Central to Bailey’s argument is a lucid exegesis of John Locke’s “An Essay Concerning Human Understanding.” Bailey uses Locke’s meditations on non-corporeal personhood to evince the ways in which, as she puts it, “personification is an enabling condition of the collective rather than a crisis of the individual” (6). It’s worth noting, though, that in other texts, most notably the chapter “Of Property” in his Second Treatise of Government, Locke articulates personhood and consent in the context of a robust defense of primitive accumulation. His famous claim that “every Man has a property in his own person” prefaces an extended reflection on the virtues of enclosure, in England as in the New World (116; ch. 5). And in testifying to the emancipatory powers of money, Locke intimates that when by universal consent money is endowed with value, universal consent is also bestowed upon the inequality that money inevitably produces (Ince 35).

Locke’s philosophic treatment of concepts such as personhood and consent, in other words, was complicit in the naturalization of capitalist and colonial processes. Bailey’s summoning of Locke alongside Shakespeare in the service of imagining an “alternative to dominion and the violence it inspires” is thus somewhat paradoxical. But this contrapuntal application of Locke is precisely what lends her argument its power. She enacts a dialectical move that salvages Locke’s notion of the disembodied person from the uses to which political systems founded on the logic of perpetual accumulation have put it. If Locke’s thought provides philosophic support for capitalist social relations it also, Bailey conveys, contains conceptual tools that might be wielded in the service of alternative social formations.

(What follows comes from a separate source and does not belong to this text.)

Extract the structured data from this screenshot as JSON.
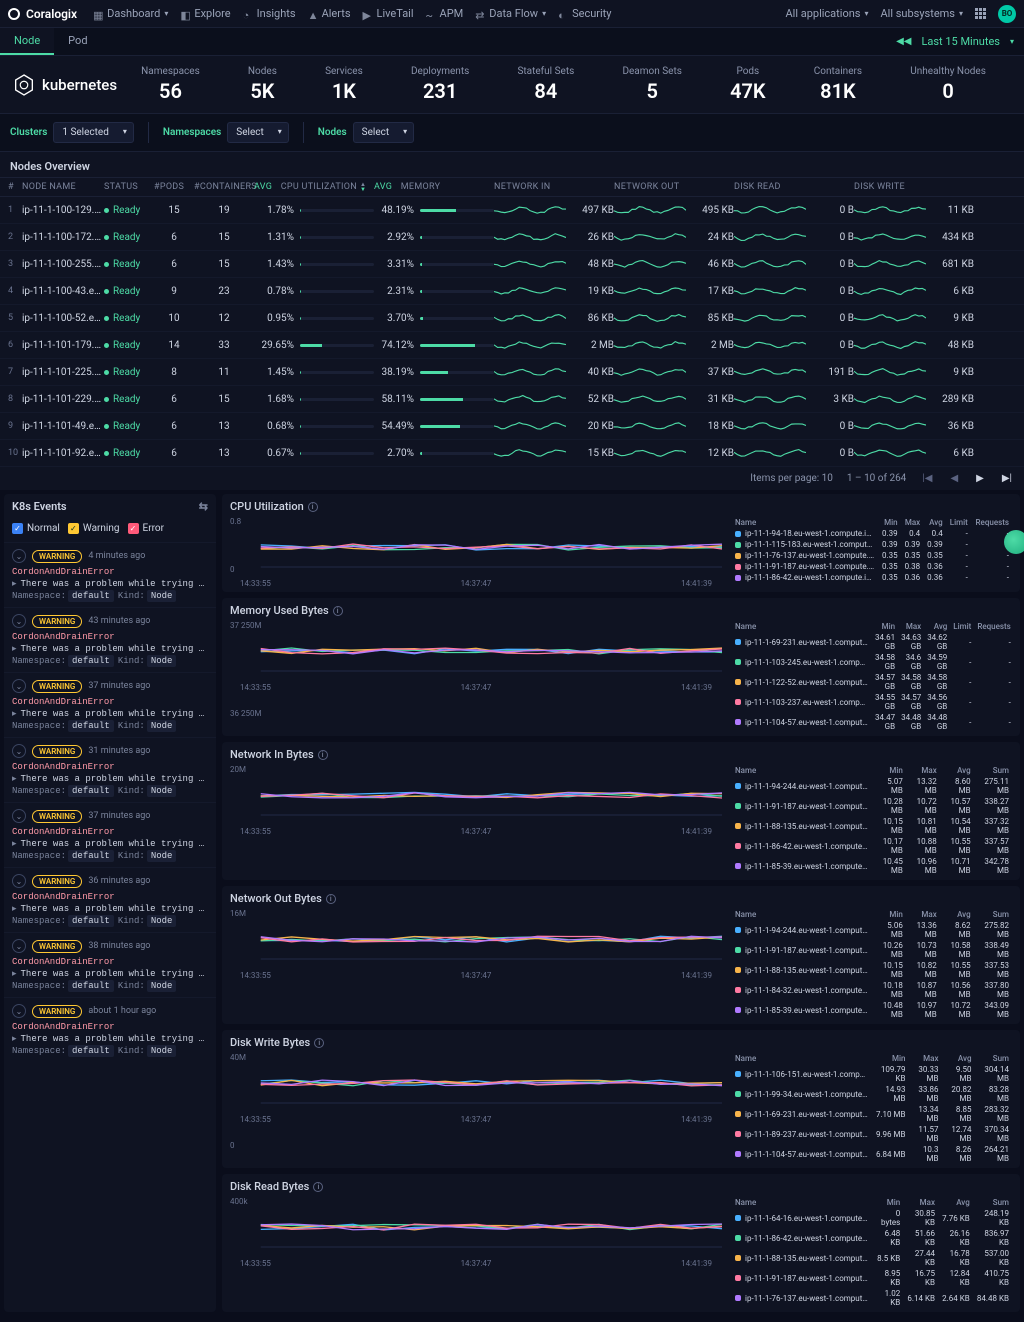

In this, Bailey affirms an important insight of Stuart Hall’s. The moment of economic determinism, Hall contends in “The Problem of Ideology,” is in the first instance, not the last. Even if our ideas of freedom, equality, personhood, the individual, consent, etc. “derive from the categories we use in our practical, commonsense thinking about the market economy,” what this conceptual vocabulary signifies is never fixed, is always open to contestation and transformation (34).

The contest over what concepts such as “personhood” and “consent” describe, however, is today being won by the ideology of the market. If one lineage of disembodied personhood leads to radical social formations beyond the logic of dominion another finds its terminus in the heart of our own neoliberal moment, wherein a legal fiction, the corporation, is afforded the First Amendment right to free speech. This is not to contradict the anticipatory tenor of Bailey’s account, but rather to highlight its urgency.

Writing in the mid-nineteenth century, Karl Marx observed that the universalization of commodity rationality makes “definite social relations between men . . . [assume] the fantastic form of a relation between things” (165; ch. 1).  Today as then, the “personification of things” and the “thingification of persons”—the commoditization of human life itself—are two sides of the same coin. Bailey’s vibrant contribution is to shed light upon alternative cultures of personification that might counter rather than express the alienation of human bodies and human communities.